Back on New Year’s Eve, I posted a video of myself on YouTube addressing my younger self. (If you missed it, it’s at this link.) I bring up that video because, for one, it was the very first time I presented a video of myself as Allison online. But also, I thought of that video when reading today’s Daily Post writing prompt, which asks which one of these do you find unbearable: Watching a video of yourself, or listening to an audio recording of your voice?
Well, I’ve previously been on record as not having a very good ability to impress others when presenting myself — no, not as Allison, but in a situation such as a speech, a job interview, or even a date.
But the question here comes down to my moving image or my speaking voice. And to be honest, when it comes at least to Male Mode Me, I can’t stand either one. I have squirmed uncomfortably when viewing myself (as Male Mode Me, that is) after making a videotaped presentation. Even after practice, my lack of confidence shows through my body language and my verbal skills.
If I’d have to rank one above (or below?) the other, I’d have to say my voice really makes me squirm. Did you ever have those feelings when you record your voice on, say, your outgoing voice mail message, then play it back and wonder, “Yikes! Who is that person?” Yeah, I get that feeling every time I hear my own voice being played back. Hearing my live voice coming out of my mouth, I think it’s a voice of, if not authority or confidence, at least one of competence and simplicity. Hearing it played back, however, I hear less of the “drive time DJ on adult contemporary radio” I think I hear in my head and more of “that doofus from the Northwoods with a nasal whine.”

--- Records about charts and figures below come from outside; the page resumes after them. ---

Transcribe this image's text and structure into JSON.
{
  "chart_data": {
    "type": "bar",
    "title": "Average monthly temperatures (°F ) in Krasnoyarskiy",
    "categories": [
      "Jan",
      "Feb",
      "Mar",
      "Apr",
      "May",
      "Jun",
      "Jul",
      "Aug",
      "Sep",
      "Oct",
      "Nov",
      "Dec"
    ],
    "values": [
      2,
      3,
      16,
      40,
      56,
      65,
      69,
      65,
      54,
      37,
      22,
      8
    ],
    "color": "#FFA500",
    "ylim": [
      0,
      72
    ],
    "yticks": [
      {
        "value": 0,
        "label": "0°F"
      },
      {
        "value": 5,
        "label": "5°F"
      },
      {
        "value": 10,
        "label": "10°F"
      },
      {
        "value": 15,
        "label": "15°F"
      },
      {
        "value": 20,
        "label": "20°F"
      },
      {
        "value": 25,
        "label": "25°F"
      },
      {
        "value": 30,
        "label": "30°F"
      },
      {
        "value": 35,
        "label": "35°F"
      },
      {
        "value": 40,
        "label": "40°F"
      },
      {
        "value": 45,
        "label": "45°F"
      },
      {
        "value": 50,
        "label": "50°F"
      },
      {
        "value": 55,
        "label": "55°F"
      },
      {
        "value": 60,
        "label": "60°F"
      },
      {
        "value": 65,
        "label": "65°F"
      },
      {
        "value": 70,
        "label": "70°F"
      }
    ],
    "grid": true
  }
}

You’re probably thinking, since I stated I can’t stand either looking at myself in a video or hearing my recorded voice, “Why do you hate your voice more?” I suppose it’s due to looking at myself in the mirror every day and being used to seeing myself that makes me think seeing me in a video (preferably a silent one) is the lesser of the two evils. I’m not the best looking male in the world (far from it, in fact), but knowing that how I look is as good as it’s going to get, and knowing at least some in the world will accept that reality, allows me at least a little bit of visual confidence.
Which brings me back to my recent video performance as Allison. I knew going in that I had a not-very-demanding audience (i.e. anyone who would come across the video). I also knew that my feminine voice would not be perfect, and that my Wisconsin accent would be noticeable. Still, the end result, while not perfect, didn’t make me squirm as much as if I was recording the video as Male Mode Me. I tend to think it has to do with the whole Clark Kent/Supergirl setup I have in my life: Male Mode Me is a shy klutz, but I have at least a little bit more self-confidence presenting as Allison. Also, that video was the end result of several tries, as I indicated in my accompanying blog post. Having several opportunities to get the video just right before posting certainly helped my comfort level.

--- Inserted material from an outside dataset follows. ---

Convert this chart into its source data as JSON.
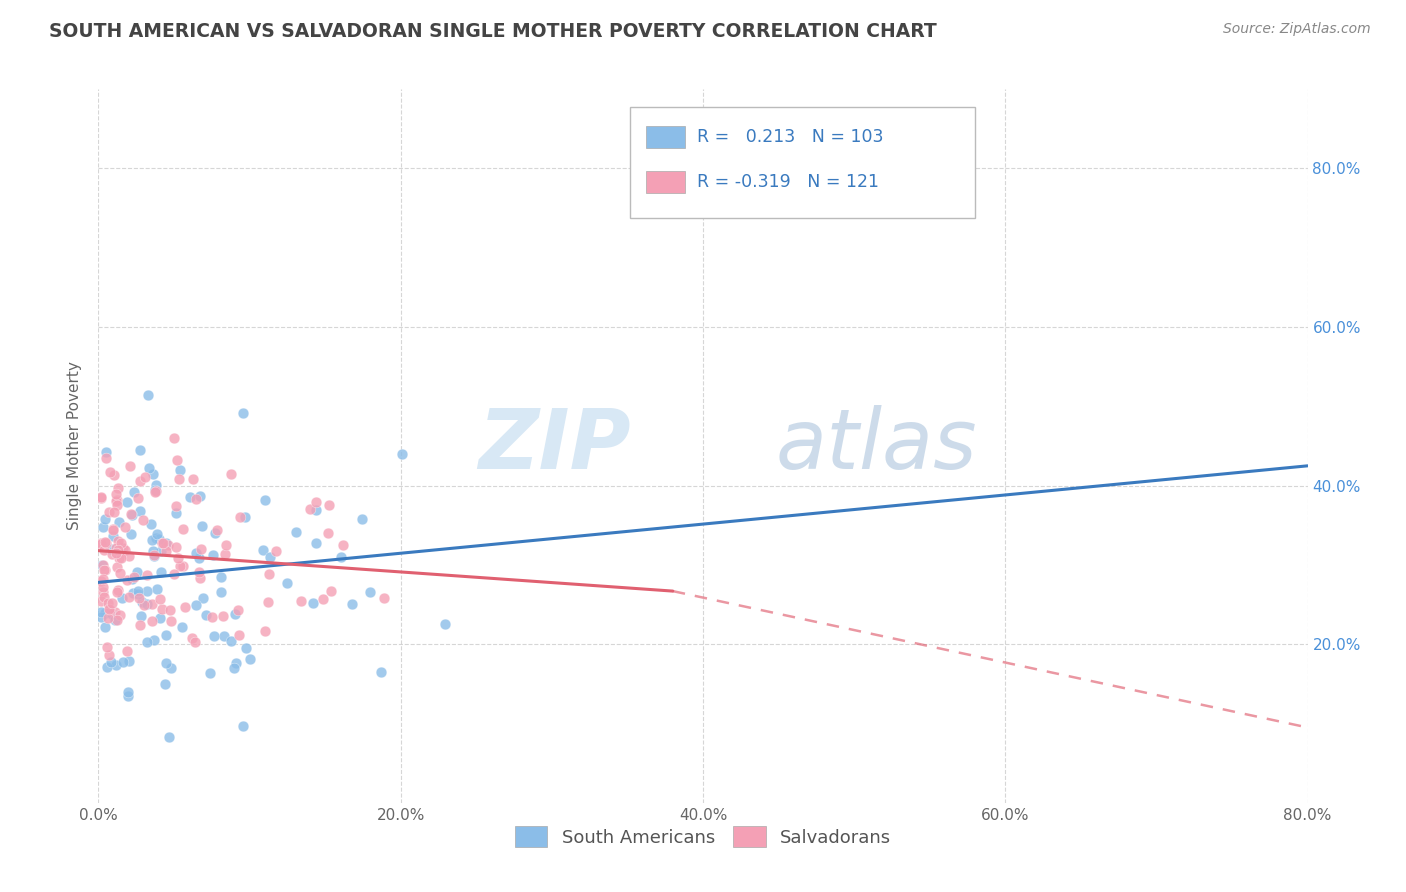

So, to sum up: I’m not in love with either my moving image or my recorded voice, especially when I’m plain ol’ Male Mode Me. As Allison, however, I’ve found I do have a little more of a comfort level on both. Of course, that’s just based on one video as Allison. Will this prompt me to record more videos as Allison in the future? Well… perhaps, but that doesn’t mean I’m going to rent out a video crew and churn out one YouTube entry after another. For now, I’ll be satisfied with what I just posted (even though it may not have been Oscar-winning caliber) and think of what to improve on in the future. Whatever the result may be, I hope Allison’s video presentation skills can rub off on Male Mode Me.